As I said earlier, I opened up a flickr account and decided to share a picture or two. Ok, this is sort of a joke, but I thought with all the privacy issues, we could make library websites fun with pictures like these. "Like who are we." or "Where are we" and still maintain our privacy for those of us who lose sleep over this sort of thing. Do you have any privacy pictures you would like to post on my blog. I would love to see them. Thanks Allison
Posted by Allison Harrell at 11:13 AM
Sunday, February 4, 2007
Creating a digital library in 759 was challenging enough, but using the Open source software, Greenstone was especially difficult for various reasons.
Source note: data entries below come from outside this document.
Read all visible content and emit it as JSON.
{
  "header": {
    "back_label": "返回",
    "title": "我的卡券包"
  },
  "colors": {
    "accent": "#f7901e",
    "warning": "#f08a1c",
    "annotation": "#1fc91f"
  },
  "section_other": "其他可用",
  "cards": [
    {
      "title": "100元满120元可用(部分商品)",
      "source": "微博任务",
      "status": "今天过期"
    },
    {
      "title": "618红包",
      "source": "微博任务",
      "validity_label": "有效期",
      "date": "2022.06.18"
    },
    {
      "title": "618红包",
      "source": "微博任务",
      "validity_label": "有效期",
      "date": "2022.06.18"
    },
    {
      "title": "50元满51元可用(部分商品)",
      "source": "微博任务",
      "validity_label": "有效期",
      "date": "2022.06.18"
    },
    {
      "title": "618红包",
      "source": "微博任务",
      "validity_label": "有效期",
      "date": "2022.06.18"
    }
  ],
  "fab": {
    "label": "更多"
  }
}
It is a great alternative to proprietary software, free to download, view, and implement, and like wiki, users can modify its source code. Students encountered many problems with the installation and interface design. In order to make it easier for the next group of digital library students, a wiki was created to document problems, solutions and experiences.
Wiki has become a powerful social networking tool for public, academic, school and business libraries. Participants value wiki as a place to share content, notes, communicate problems, eliminate, and add information. Wikis are described as a sketch pad, and a place to brainstorm.
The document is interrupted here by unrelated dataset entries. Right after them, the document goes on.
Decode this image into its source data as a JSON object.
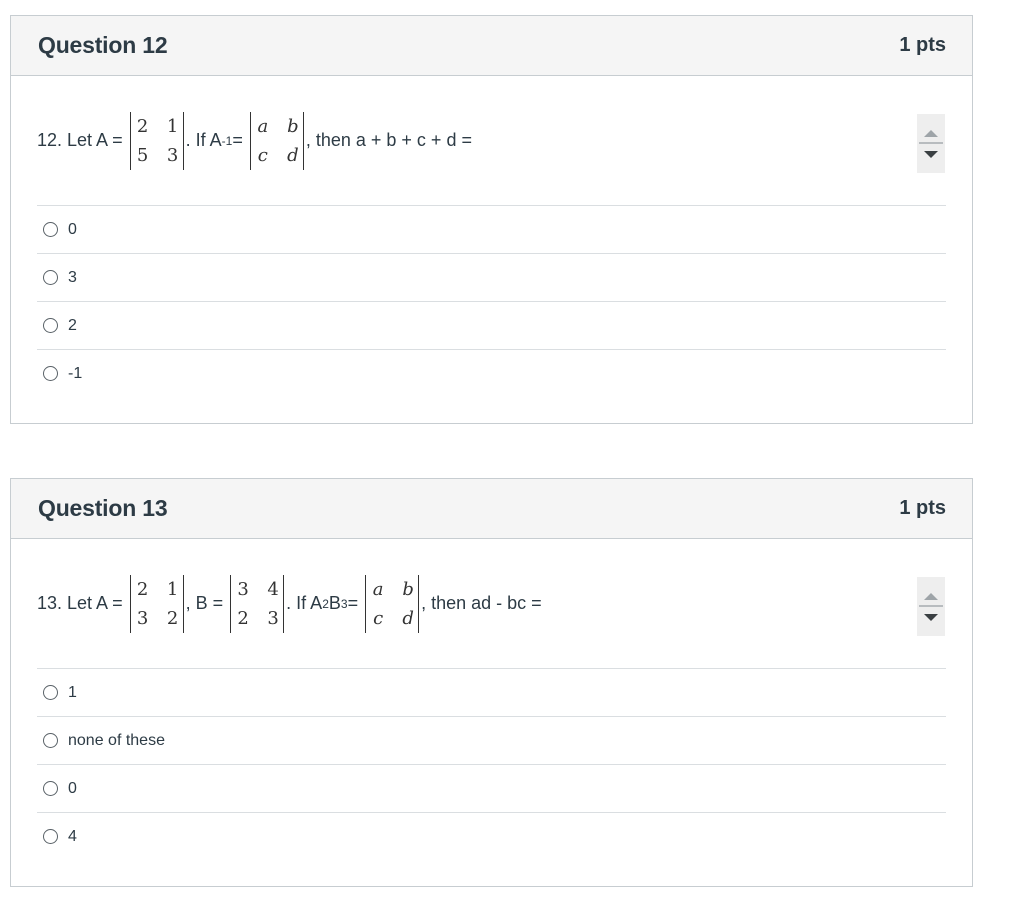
{
  "questions": [
    {
      "title": "Question 12",
      "points": "1 pts",
      "text": {
        "prefix": "12. Let A = ",
        "matrix_A": [
          [
            "2",
            "1"
          ],
          [
            "5",
            "3"
          ]
        ],
        "mid1": ". If A",
        "mid1_sup": "-1",
        "mid1_after": " = ",
        "matrix_result": [
          [
            "a",
            "b"
          ],
          [
            "c",
            "d"
          ]
        ],
        "suffix": ", then a + b + c + d ="
      },
      "answers": [
        "0",
        "3",
        "2",
        "-1"
      ]
    },
    {
      "title": "Question 13",
      "points": "1 pts",
      "text": {
        "prefix": "13. Let A = ",
        "matrix_A": [
          [
            "2",
            "1"
          ],
          [
            "3",
            "2"
          ]
        ],
        "mid0": ", B = ",
        "matrix_B": [
          [
            "3",
            "4"
          ],
          [
            "2",
            "3"
          ]
        ],
        "mid1": ". If A",
        "sup1": "2",
        "mid2": "B",
        "sup2": "3",
        "mid3": " = ",
        "matrix_result": [
          [
            "a",
            "b"
          ],
          [
            "c",
            "d"
          ]
        ],
        "suffix": ", then ad - bc ="
      },
      "answers": [
        "1",
        "none of these",
        "0",
        "4"
      ]
    }
  ]
}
How do librarians use wikis?
Librarians can visit Library Success: A Best Practices Wiki, a site that allows librarians from all over the world to contribute suggestions, innovations of programs, and provide a link to other information that is useful to librarians. As it goes with wikis, librarians may also edit the information on the site as well as create it. For example, the wiki WebJunction just recently featured the topic, Online Communities, where librarians contribute on the success of programs in their libraries.
LISWiki a Library Information Science Wiki links to articles on the definition and use of Digitization and Vanity publisher. From this wiki, I discovered that Buffy the Vampire Slayer has a Book cage at her Sunnydale High School library. This is vital information. Where else could a librarian find this, but a wiki. How do you deal with cell phones in a library? Just look at the wiki and see what other librarians are doing.
Open editing allows any user to create and edit content.
Brian Lamb in his article Wide Open Space: Wikis, Ready or Not , compares the openness of wiki to a person leaving the front door of their home open with friendly neighbors outside gossiping and keeping an eye on things. The term “SoftSecurity” is used to describe the ethics of the Wiki, meaning the community enforces a code of ethics.
MeatballWiki compares“SoftSecurity” to water. It bends under attack, only to rush in from all directions to fill the gaps. It's strong over time yet adaptable to any shape. It seeks to influence and encourage, not control and enforce. Whereas "hard security" functions by restricting access or hiding pages.” Another term used by Meatball Wiki, BarnRaising instills a picture of an Amish community literally raising a barn together, and living life as one family.
The blog Library Voice , by Chad, seems to be an expert on wikis and many other library 2.0 subjects. He posted slides from a colleague on how libraries use wikis. Have a look at the site, Wikis: A Beginner's Look.
The following wikis are free for open source projects.
My favorite, the peanut butter wiki, as easy as a peanut butter sandwich.
Of course I have to end with a quote. Charles Mingus may not be a role model for temperament or wikis, but he was an advocate for change and creativity. This describes the concept behind a wiki perfectly.
“ Making the simple complicated is commonplace; making the complicated simple, awesomely simple, that’s creativity.”